A stronger political voice is significant given the range of issues that affect the community, particularly with the Donald Trump administration tightening visa rules for skilled immigrant workers and international students, groups India contributes to in large numbers.
More Indian-Americans in elected offices in the US doesn't automatically mean visas will be easier to come by or fewer incidents of racism, but it does mean the community has more influence over policy-making at all levels of the American government.
The addition of political clout to the community's deep pockets – Indian-Americans have always been a critical source of campaign funding for both Democrats and Republicans – is also significant given the long-pending trade deal being negotiated between the two countries.
Really, any US policy decision, foreign, economic, or defence, that affects India and Indian interests can be viewed, and is viewed in India, through the prism of Indian-Americans in that country's politics, and the success of that community is followed closely in this country.
The celebration around Kamala Harris becoming Vice President is a classic example.
RECAP | "Lot Of Firsts At Major Time In US History": Kamala Harris' Uncle On Win
The next chapter in this story, though, is critical, both from Indian and US perspectives.
For the US, the focus will be on how an increasingly diverse set of elected representatives governs and what those mixed heritages and religious identities mean in practice.
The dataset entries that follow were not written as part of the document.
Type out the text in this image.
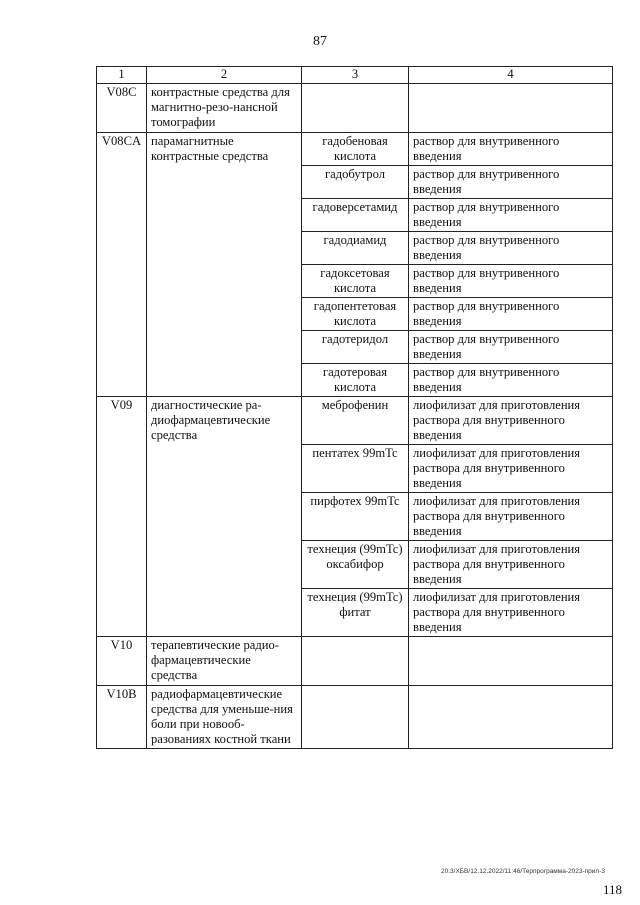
87
1	2	3	4
V08C	контрастные средства для магнитно-резо-нансной томографии		
V08CA	парамагнитные контрастные средства	гадобеновая кислота	раствор для внутривенного введения
		гадобутрол	раствор для внутривенного введения
		гадоверсетамид	раствор для внутривенного введения
		гадодиамид	раствор для внутривенного введения
		гадоксетовая кислота	раствор для внутривенного введения
		гадопентетовая кислота	раствор для внутривенного введения
		гадотеридол	раствор для внутривенного введения
		гадотеровая кислота	раствор для внутривенного введения
V09	диагностические ра-диофармацевтические средства	меброфенин	лиофилизат для приготовления раствора для внутривенного введения
		пентатех 99mTc	лиофилизат для приготовления раствора для внутривенного введения
		пирфотех 99mTc	лиофилизат для приготовления раствора для внутривенного введения
		технеция (99mTc) оксабифор	лиофилизат для приготовления раствора для внутривенного введения
		технеция (99mTc) фитат	лиофилизат для приготовления раствора для внутривенного введения
V10	терапевтические радио-фармацевтические средства		
V10B	радиофармацевтические средства для уменьше-ния боли при новооб-разованиях костной ткани		
20.3/ХБВ/12.12.2022/11:46/Терпрограмма-2023-прил-3
118
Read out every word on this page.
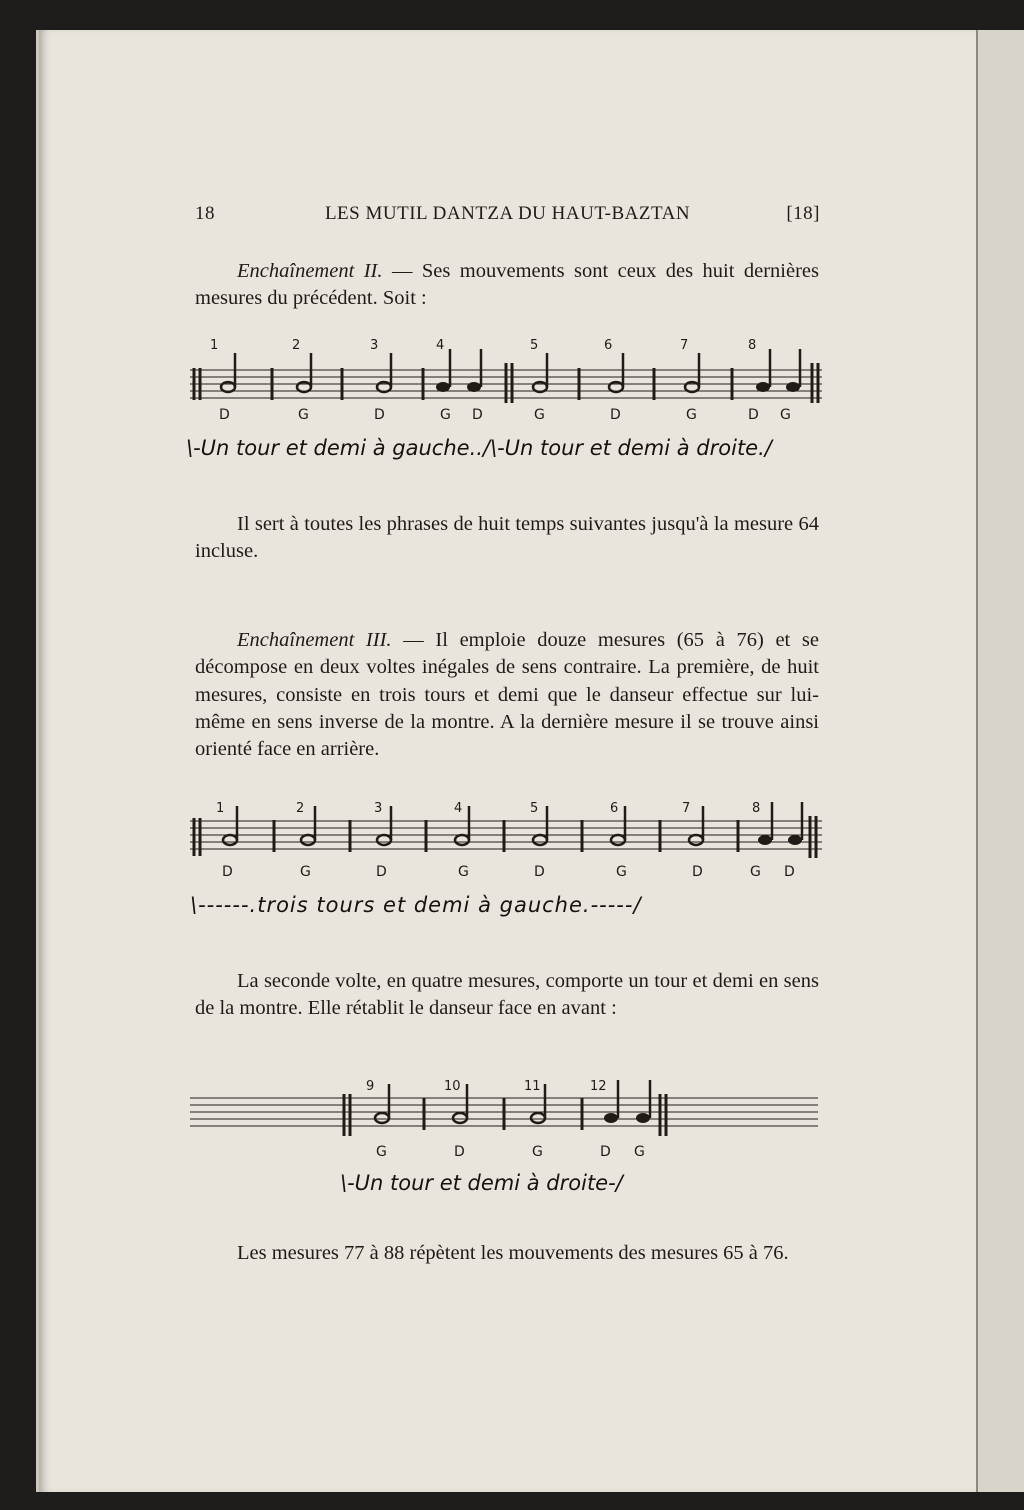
18	LES MUTIL DANTZA DU HAUT-BAZTAN	[18]

Enchaînement II. — Ses mouvements sont ceux des huit dernières mesures du précédent. Soit :

1	2	3	4	5	6	7	8
D	G	D	G D	G	D	G	D G
\-Un tour et demi à gauche../\-Un tour et demi à droite./

Il sert à toutes les phrases de huit temps suivantes jusqu'à la mesure 64 incluse.

Enchaînement III. — Il emploie douze mesures (65 à 76) et se décompose en deux voltes inégales de sens contraire. La première, de huit mesures, consiste en trois tours et demi que le danseur effectue sur lui-même en sens inverse de la montre. A la dernière mesure il se trouve ainsi orienté face en arrière.

1	2	3	4	5	6	7	8
D	G	D	G	D	G	D	G D
\------.trois tours et demi à gauche.-----/

La seconde volte, en quatre mesures, comporte un tour et demi en sens de la montre. Elle rétablit le danseur face en avant :

9	10	11	12
G	D	G	D G
\-Un tour et demi à droite-/

Les mesures 77 à 88 répètent les mouvements des mesures 65 à 76.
Affordable housing and free childcare in New York, for example, were platforms on which Mamdani ran.
How much can he deliver on those promises?
What about the Trump administration's immigration 'reforms'? How much pressure can Indian-American (or the larger South Asian) lawmakers, put on Washington on this topic?
For India, beyond the prestige and cultural visibility, the question is – can this growing cohort help shape policies that are truly open to partnership, people, and trade — not by obligation, but because the interests of the world's two largest democracies are increasingly converging.